Backing up ML workspaces

Cloudera Machine Learning makes it easy to create machine learning projects, jobs, experiments, ML models, and applications in workspaces. The data and metadata of these artifacts are stored in different types of storage systems in the cloud.

You can backup an ML workspace, and restore it to a new workspace later. The backup preserves all files, models, applications and other assets in the workspace. All backed-up workspaces are stored in the Workspace Backups UI.

The Backup and Restore feature gives you the ability to backup all of your data to protect your machine learning artifacts against disasters. If your Cloudera Machine Learning workspace is backed up, this feature lets you restore the saved data into a new CML workspace so that you can recover your ML artifacts as they were saved in the desired backup. The Backup and Restore feature gives the administrator the ability to take “on-demand” backups of CML workspaces. Core services running in the workspace are shut down during the backup process to ensure consistency in the backup data. It is recommended that backups are taken during off-peak hours to minimize user impacts. Backing up a workspace can take some time to complete, depending on how much data needs to be copied by the backup job.

There is currently no restriction on the number of backups one can take, and the backup snapshots are retained indefinitely in the backup service vault of the underlying cloud platform.
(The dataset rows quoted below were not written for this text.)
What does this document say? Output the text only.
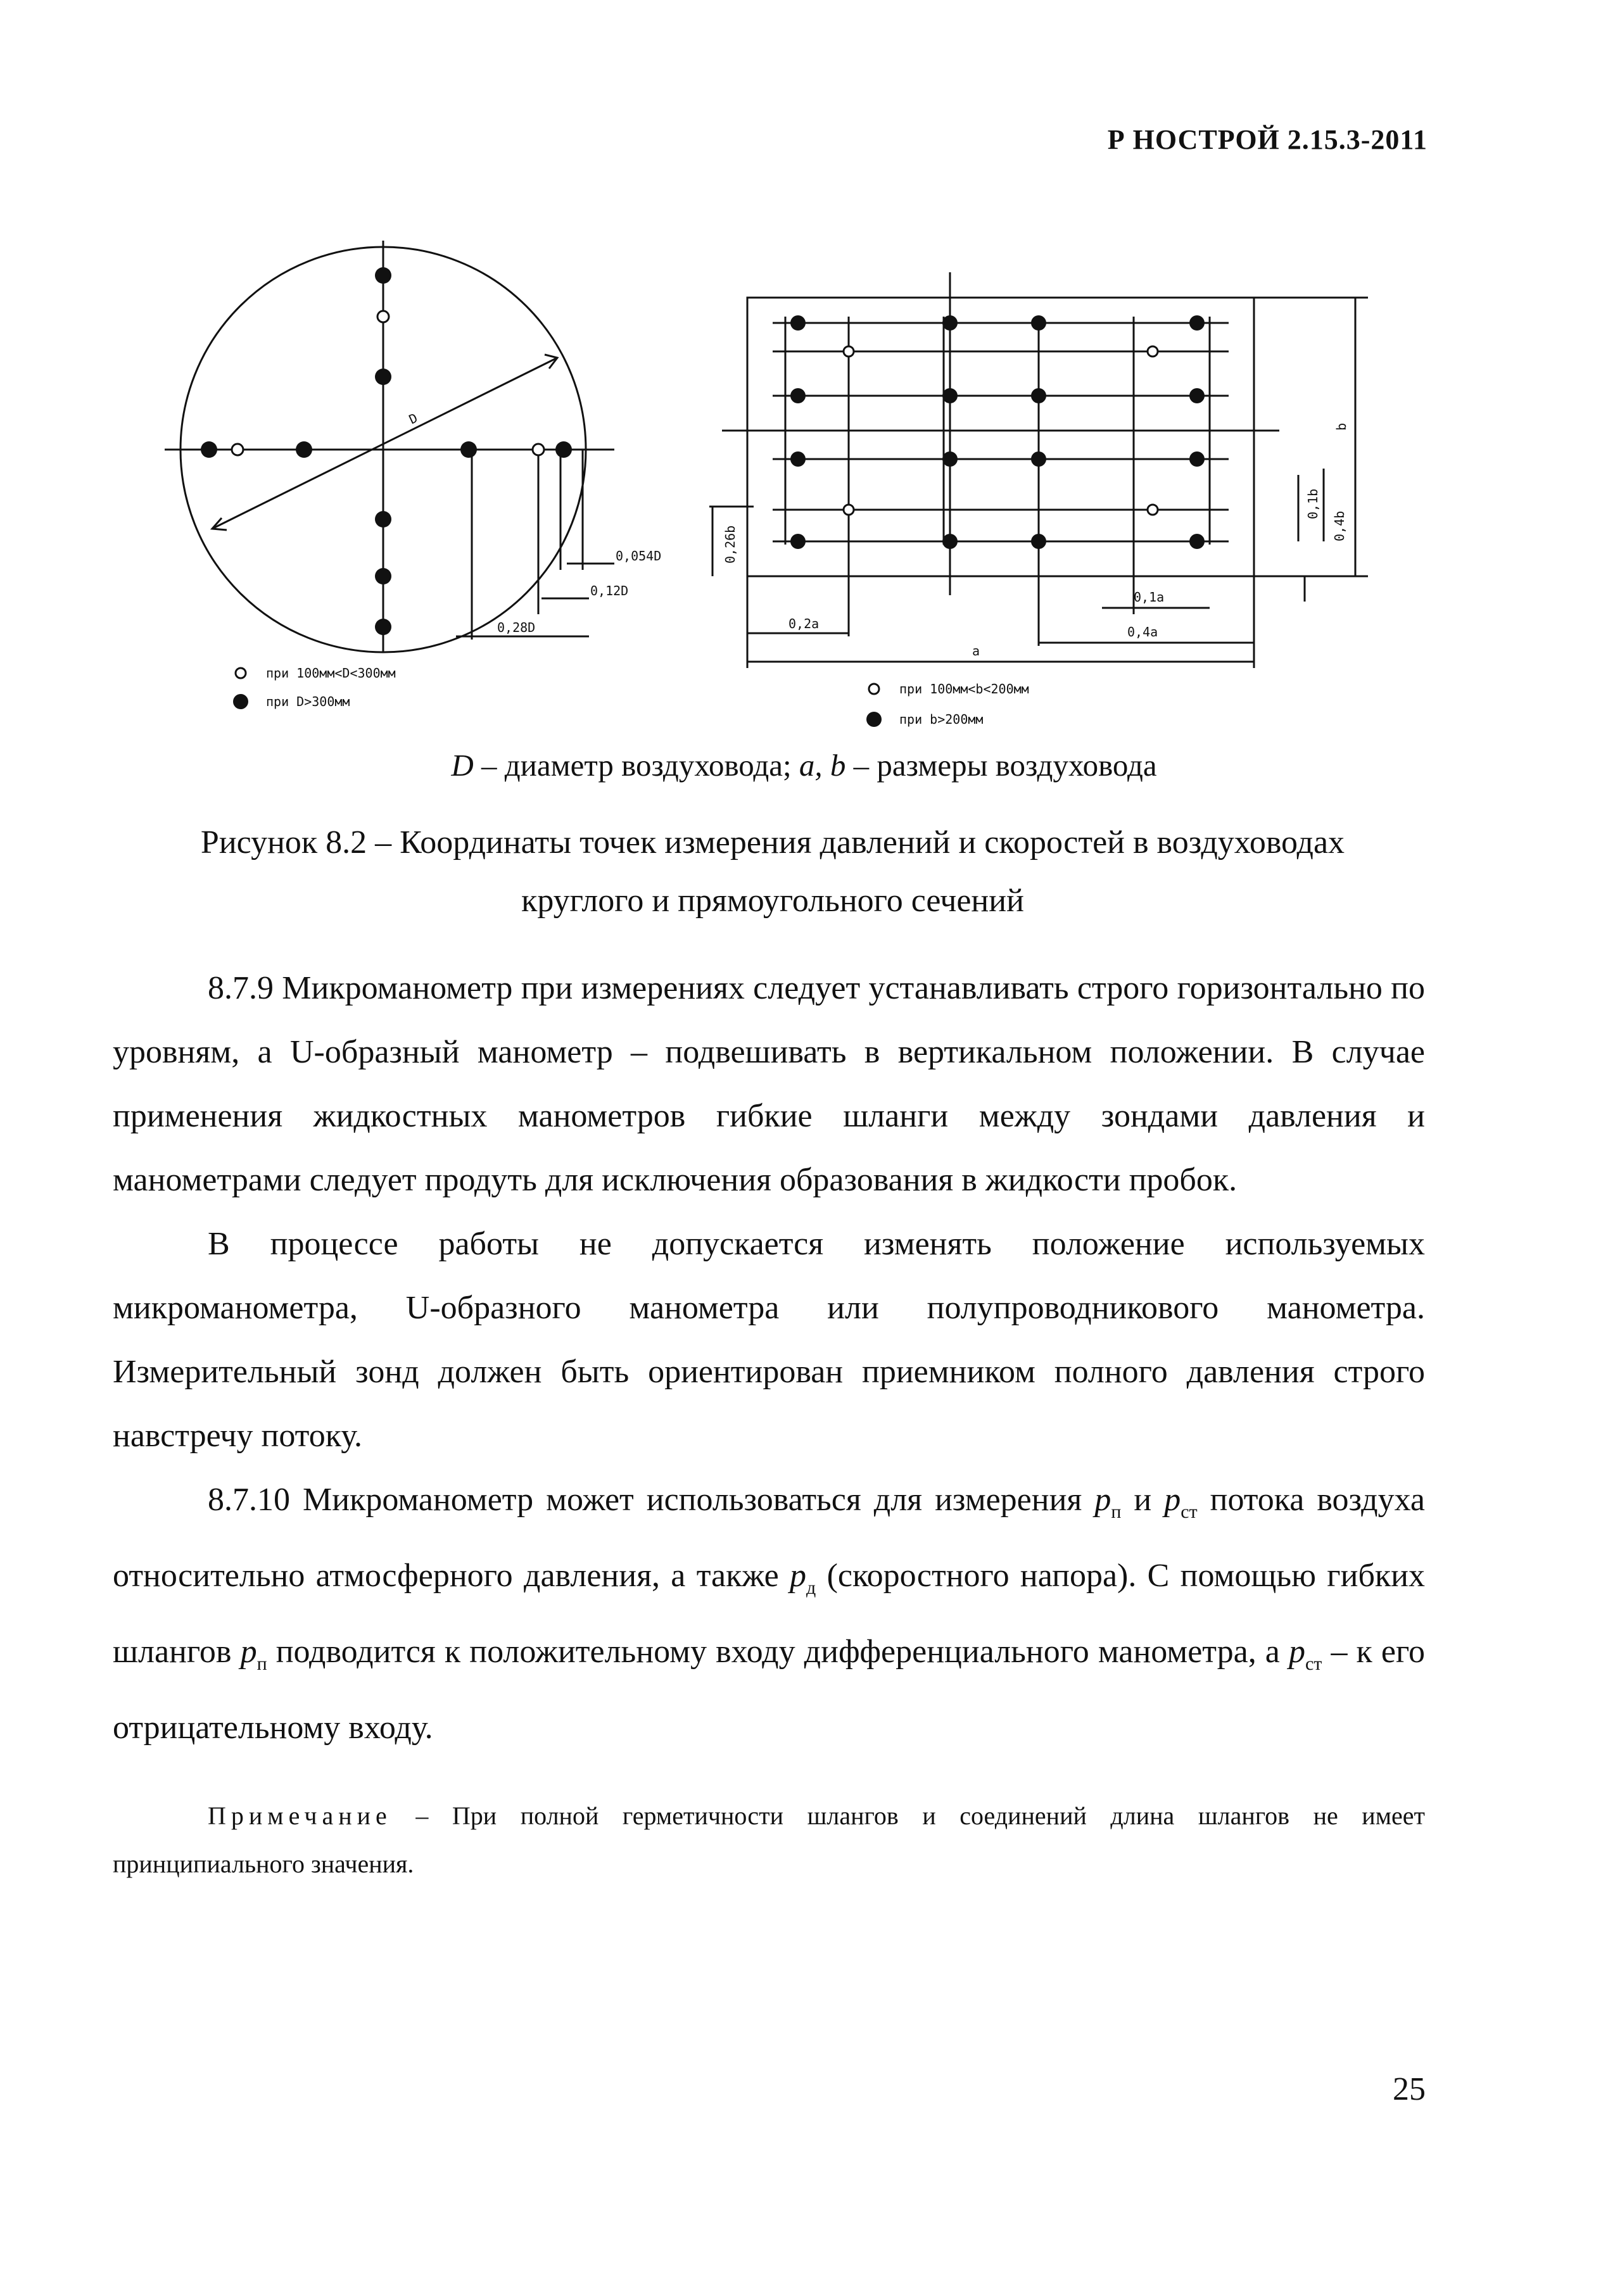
Р НОСТРОЙ 2.15.3-2011
D
0,054D
0,12D
0,28D
при 100мм<D<300мм
при D>300мм
b
0,1b
0,4b
0,26b
0,2a
0,1a
0,4a
a
при 100мм<b<200мм
при b>200мм
D – диаметр воздуховода; a, b – размеры воздуховода
Рисунок 8.2 – Координаты точек измерения давлений и скоростей в воздуховодах
круглого и прямоугольного сечений

8.7.9 Микроманометр при измерениях следует устанавливать строго горизонтально по уровням, а U-образный манометр – подвешивать в вертикальном положении. В случае применения жидкостных манометров гибкие шланги между зондами давления и манометрами следует продуть для исключения образования в жидкости пробок.

В процессе работы не допускается изменять положение используемых микроманометра, U-образного манометра или полупроводникового манометра. Измерительный зонд должен быть ориентирован приемником полного давления строго навстречу потоку.

8.7.10 Микроманометр может использоваться для измерения $p_п$ и $p_{ст}$ потока воздуха относительно атмосферного давления, а также $p_д$ (скоростного напора). С помощью гибких шлангов $p_п$ подводится к положительному входу дифференциального манометра, а $p_{ст}$ – к его отрицательному входу.

Примечание – При полной герметичности шлангов и соединений длина шлангов не имеет принципиального значения.
25
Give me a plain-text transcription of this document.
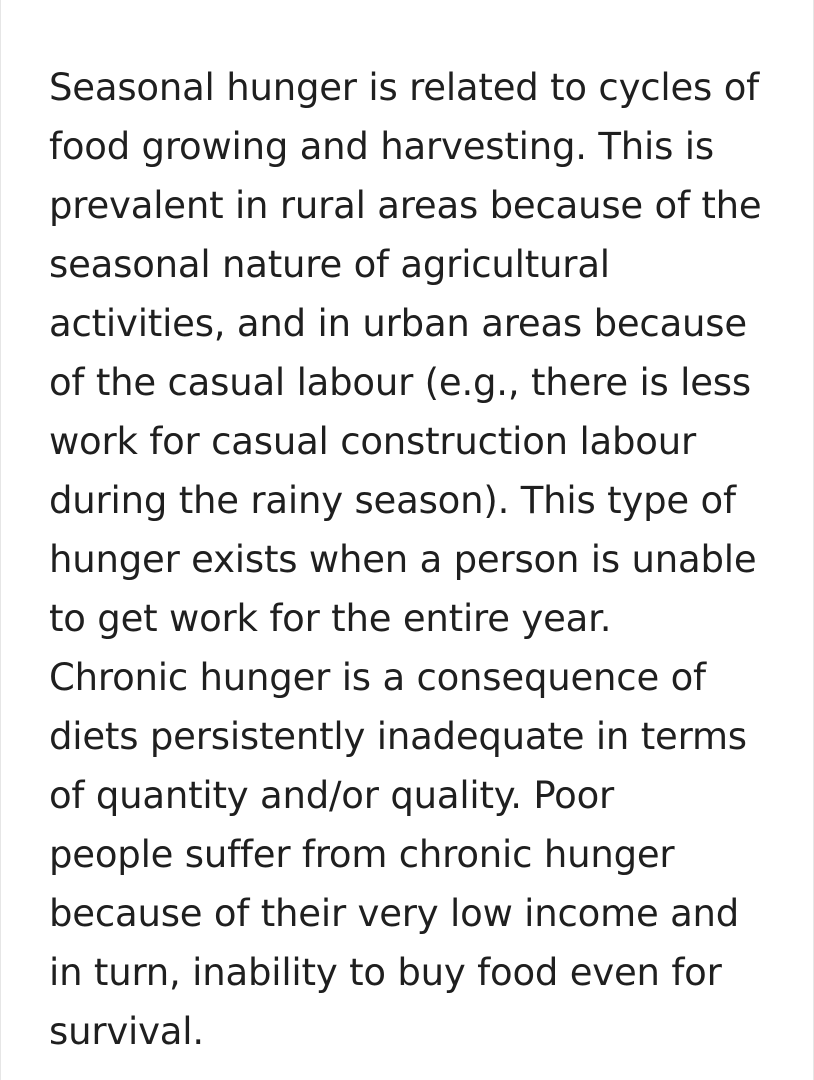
Seasonal hunger is related to cycles of
food growing and harvesting. This is
prevalent in rural areas because of the
seasonal nature of agricultural
activities, and in urban areas because
of the casual labour (e.g., there is less
work for casual construction labour
during the rainy season). This type of
hunger exists when a person is unable
to get work for the entire year.
Chronic hunger is a consequence of
diets persistently inadequate in terms
of quantity and/or quality. Poor
people suffer from chronic hunger
because of their very low income and
in turn, inability to buy food even for
survival.
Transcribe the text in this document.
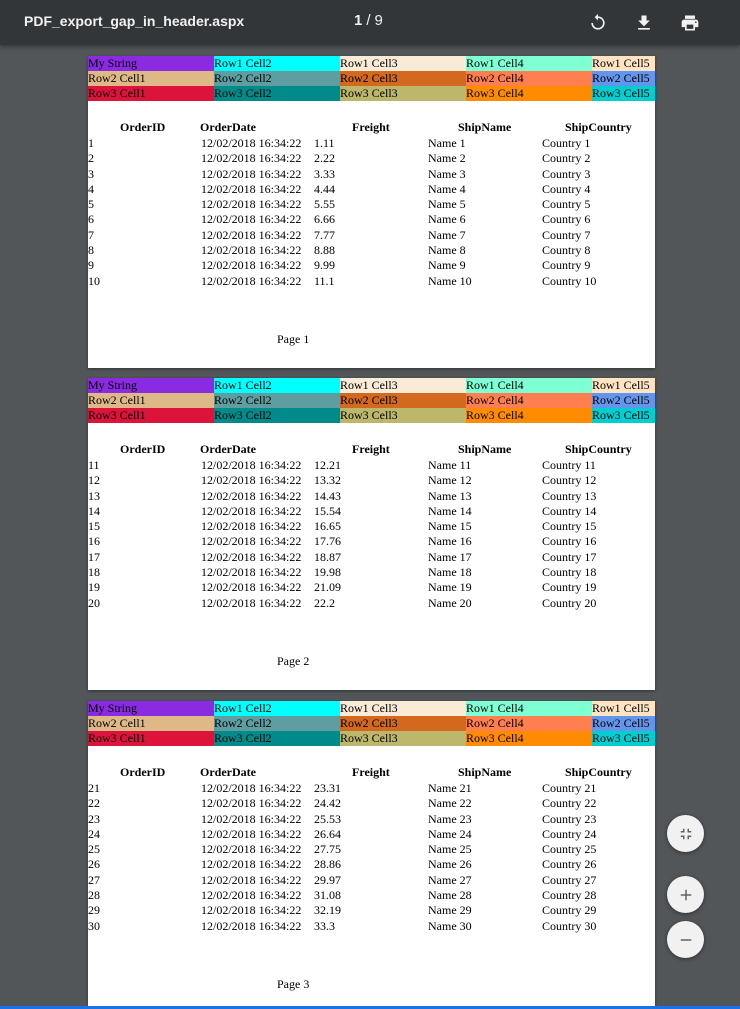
PDF_export_gap_in_header.aspx	1 / 9
My String	Row1 Cell2	Row1 Cell3	Row1 Cell4	Row1 Cell5
Row2 Cell1	Row2 Cell2	Row2 Cell3	Row2 Cell4	Row2 Cell5
Row3 Cell1	Row3 Cell2	Row3 Cell3	Row3 Cell4	Row3 Cell5
OrderID	OrderDate	Freight	ShipName	ShipCountry
1	12/02/2018 16:34:22 1.11	Name 1	Country 1
2	12/02/2018 16:34:22 2.22	Name 2	Country 2
3	12/02/2018 16:34:22 3.33	Name 3	Country 3
4	12/02/2018 16:34:22 4.44	Name 4	Country 4
5	12/02/2018 16:34:22 5.55	Name 5	Country 5
6	12/02/2018 16:34:22 6.66	Name 6	Country 6
7	12/02/2018 16:34:22 7.77	Name 7	Country 7
8	12/02/2018 16:34:22 8.88	Name 8	Country 8
9	12/02/2018 16:34:22 9.99	Name 9	Country 9
10	12/02/2018 16:34:22 11.1	Name 10	Country 10
Page 1
My String	Row1 Cell2	Row1 Cell3	Row1 Cell4	Row1 Cell5
Row2 Cell1	Row2 Cell2	Row2 Cell3	Row2 Cell4	Row2 Cell5
Row3 Cell1	Row3 Cell2	Row3 Cell3	Row3 Cell4	Row3 Cell5
OrderID	OrderDate	Freight	ShipName	ShipCountry
11	12/02/2018 16:34:22 12.21	Name 11	Country 11
12	12/02/2018 16:34:22 13.32	Name 12	Country 12
13	12/02/2018 16:34:22 14.43	Name 13	Country 13
14	12/02/2018 16:34:22 15.54	Name 14	Country 14
15	12/02/2018 16:34:22 16.65	Name 15	Country 15
16	12/02/2018 16:34:22 17.76	Name 16	Country 16
17	12/02/2018 16:34:22 18.87	Name 17	Country 17
18	12/02/2018 16:34:22 19.98	Name 18	Country 18
19	12/02/2018 16:34:22 21.09	Name 19	Country 19
20	12/02/2018 16:34:22 22.2	Name 20	Country 20
Page 2
My String	Row1 Cell2	Row1 Cell3	Row1 Cell4	Row1 Cell5
Row2 Cell1	Row2 Cell2	Row2 Cell3	Row2 Cell4	Row2 Cell5
Row3 Cell1	Row3 Cell2	Row3 Cell3	Row3 Cell4	Row3 Cell5
OrderID	OrderDate	Freight	ShipName	ShipCountry
21	12/02/2018 16:34:22 23.31	Name 21	Country 21
22	12/02/2018 16:34:22 24.42	Name 22	Country 22
23	12/02/2018 16:34:22 25.53	Name 23	Country 23
24	12/02/2018 16:34:22 26.64	Name 24	Country 24
25	12/02/2018 16:34:22 27.75	Name 25	Country 25
26	12/02/2018 16:34:22 28.86	Name 26	Country 26
27	12/02/2018 16:34:22 29.97	Name 27	Country 27
28	12/02/2018 16:34:22 31.08	Name 28	Country 28
29	12/02/2018 16:34:22 32.19	Name 29	Country 29
30	12/02/2018 16:34:22 33.3	Name 30	Country 30
Page 3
CML workspace backup details are stored in the Workspace Backups UI in the CML control plane, and these entries may be listed, viewed, deleted or restored as desired.

Restoring a backup creates a new CML workspace wherein the restored data is automatically imported. All the projects, jobs, applications, etc., that were in existence during the backup are automatically available in the new workspace. Since restoring a CML backup needs to provision a new cluster, and then launch restore jobs to create storage volumes from the backup snapshots, the restore process takes a bit longer than a regular workspace provisioning operation.